O governo federal açambarca todos os recursos emanados através da violenta carga tributária que paira sobre os ombros da nação brasileira, arrecada montanhas de dinheiro e , generosamente, canaliza a maior parte desses recursos para o setor financeiro, a título de pagamento do serviço da dívida interna, o que ocorreu. De janeiro a agosto deste ano foram repassados ao setor financeiro nada mais, nada menos do que R$ 109 bilhões, numa ação violenta e impatriótica de concentração da riqueza e de empobrecimento dos trabalhadores, de empobrecimento de quem vive de olerite. E indiscutivelmente neste país quem vive assim, deputados Onofre Santo Agostini e Antônio Aguiar, está empobrecendo e perdendo o seu poder de compra a cada ano que passa, em função da insensibilidade dos governantes e da política econômica equivocada, que contempla, generosamente, a concentração da riqueza e penaliza aqueles que trabalham, aqueles que fabricam, porque são empregados nas empresas e no serviço público, negando-lhes o necessário reajuste aos seus salários.

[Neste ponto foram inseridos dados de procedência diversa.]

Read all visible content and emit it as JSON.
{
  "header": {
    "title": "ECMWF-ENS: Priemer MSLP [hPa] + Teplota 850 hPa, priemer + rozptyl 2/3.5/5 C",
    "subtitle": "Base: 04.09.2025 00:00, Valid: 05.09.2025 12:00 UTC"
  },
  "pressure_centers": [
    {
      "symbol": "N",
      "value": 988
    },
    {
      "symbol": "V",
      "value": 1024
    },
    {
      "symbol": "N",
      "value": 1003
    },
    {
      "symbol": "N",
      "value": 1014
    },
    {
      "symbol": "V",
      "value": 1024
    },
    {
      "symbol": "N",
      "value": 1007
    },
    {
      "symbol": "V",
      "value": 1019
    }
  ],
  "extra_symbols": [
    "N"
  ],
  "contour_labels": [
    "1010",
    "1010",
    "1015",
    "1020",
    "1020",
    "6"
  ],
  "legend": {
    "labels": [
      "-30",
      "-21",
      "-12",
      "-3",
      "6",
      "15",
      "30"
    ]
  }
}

É este o desabafo que faço nesta manhã: os funcionários federais, na sua imensa maioria, ressalvadas algumas categorias que têm sido atendidas, estão sendo esquecidos e desprezados pelo governo dos trabalhadores! A nossa universidade federal está paralisada há praticamente três meses e não conseguiu sensibilizar o governo federal. Aliás, agora houve uma proposta até razoável, mas acirraram tanto os ânimos... E essa proposta poderia ter sido oferecida no início. A greve está causando imenso prejuízo aos alunos que freqüentam a universidade federal e, com certeza absoluta, eles vão perder o ano. E que não venham com soluções hipócritas, dizendo que vão recuperar as aulas nos meses de dezembro e de janeiro porque isto é hipocrisia. Está perdido o ano letivo na universidade federal, pela insensibilidade do governo, que acabou cedendo quase aquilo que pretendiam os funcionários da universidade federal. Por que não atendê-los? Se vão atender amanhã ou depois, porque não fazê-lo hoje.

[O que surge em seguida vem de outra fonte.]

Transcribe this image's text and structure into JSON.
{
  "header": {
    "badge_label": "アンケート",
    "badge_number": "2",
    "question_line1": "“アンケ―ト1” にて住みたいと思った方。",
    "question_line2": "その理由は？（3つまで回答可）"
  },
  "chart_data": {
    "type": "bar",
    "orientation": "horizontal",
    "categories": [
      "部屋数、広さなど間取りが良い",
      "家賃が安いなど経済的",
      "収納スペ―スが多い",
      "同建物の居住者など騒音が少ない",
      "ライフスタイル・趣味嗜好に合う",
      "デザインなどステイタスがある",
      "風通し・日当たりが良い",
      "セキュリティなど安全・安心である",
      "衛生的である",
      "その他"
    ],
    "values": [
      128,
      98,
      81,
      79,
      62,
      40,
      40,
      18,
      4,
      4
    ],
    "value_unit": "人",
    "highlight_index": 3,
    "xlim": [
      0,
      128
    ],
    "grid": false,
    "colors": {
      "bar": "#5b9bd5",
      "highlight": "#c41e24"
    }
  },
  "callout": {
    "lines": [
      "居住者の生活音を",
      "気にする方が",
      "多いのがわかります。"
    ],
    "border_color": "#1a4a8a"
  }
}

Por isso, sr. presidente, fica aqui, por um lado, o registro da satisfação pelo atendimento ao reajuste no soldo dos militares. Foi pouco, mas já é alguma coisa, sob pressão, é verdade. E espero que os funcionários civis da União, os funcionários federais da ativa e também dos inativos, façam idêntica pressão ou uma pressão maior para que o governo federal se sensibilize e estenda a esses também um reajuste de, no mínimo, 13% para recuperar um pouco do que perderam ao longo dos anos e para se contrapor a essa ofensa que foi a oferta de 0,01%.

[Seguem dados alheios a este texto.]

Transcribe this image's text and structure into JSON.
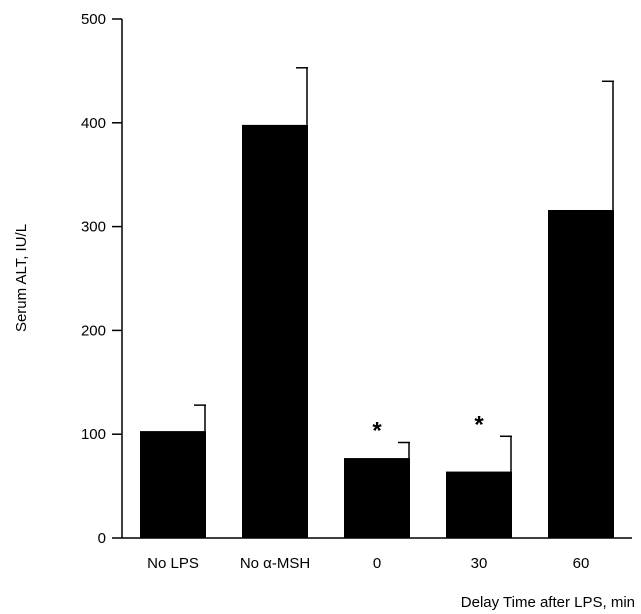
{
  "chart_data": {
    "type": "bar",
    "title": "",
    "xlabel": "Delay Time after LPS, min",
    "ylabel": "Serum ALT, IU/L",
    "ylim": [
      0,
      500
    ],
    "yticks": [
      0,
      100,
      200,
      300,
      400,
      500
    ],
    "categories": [
      "No LPS",
      "No α-MSH",
      "0",
      "30",
      "60"
    ],
    "values": [
      103,
      398,
      77,
      64,
      316
    ],
    "errors": [
      25,
      55,
      15,
      34,
      124
    ],
    "annotations": [
      "",
      "",
      "*",
      "*",
      ""
    ],
    "bar_color": "#000000",
    "grid": false,
    "legend": "none"
  }
}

Sr. presidente, este era o registro que queria fazer, mas, antes de encerrar, gostaria de dar uma sugestão: penso que é chegada a hora de este influente político brasileiro que influencia tanto a Suprema Corte brasileira, o deputado José Dirceu, ser guindado ao mais elevado cargo na Corte de Justiça deste país. A força do deputado federal José Dirceu é tão grande, que penso ser de inteira justiça que ele seja guindado à elevada posição de ministro da Suprema Corte brasileira.
Muito obrigado, sr. presidente e srs. deputados!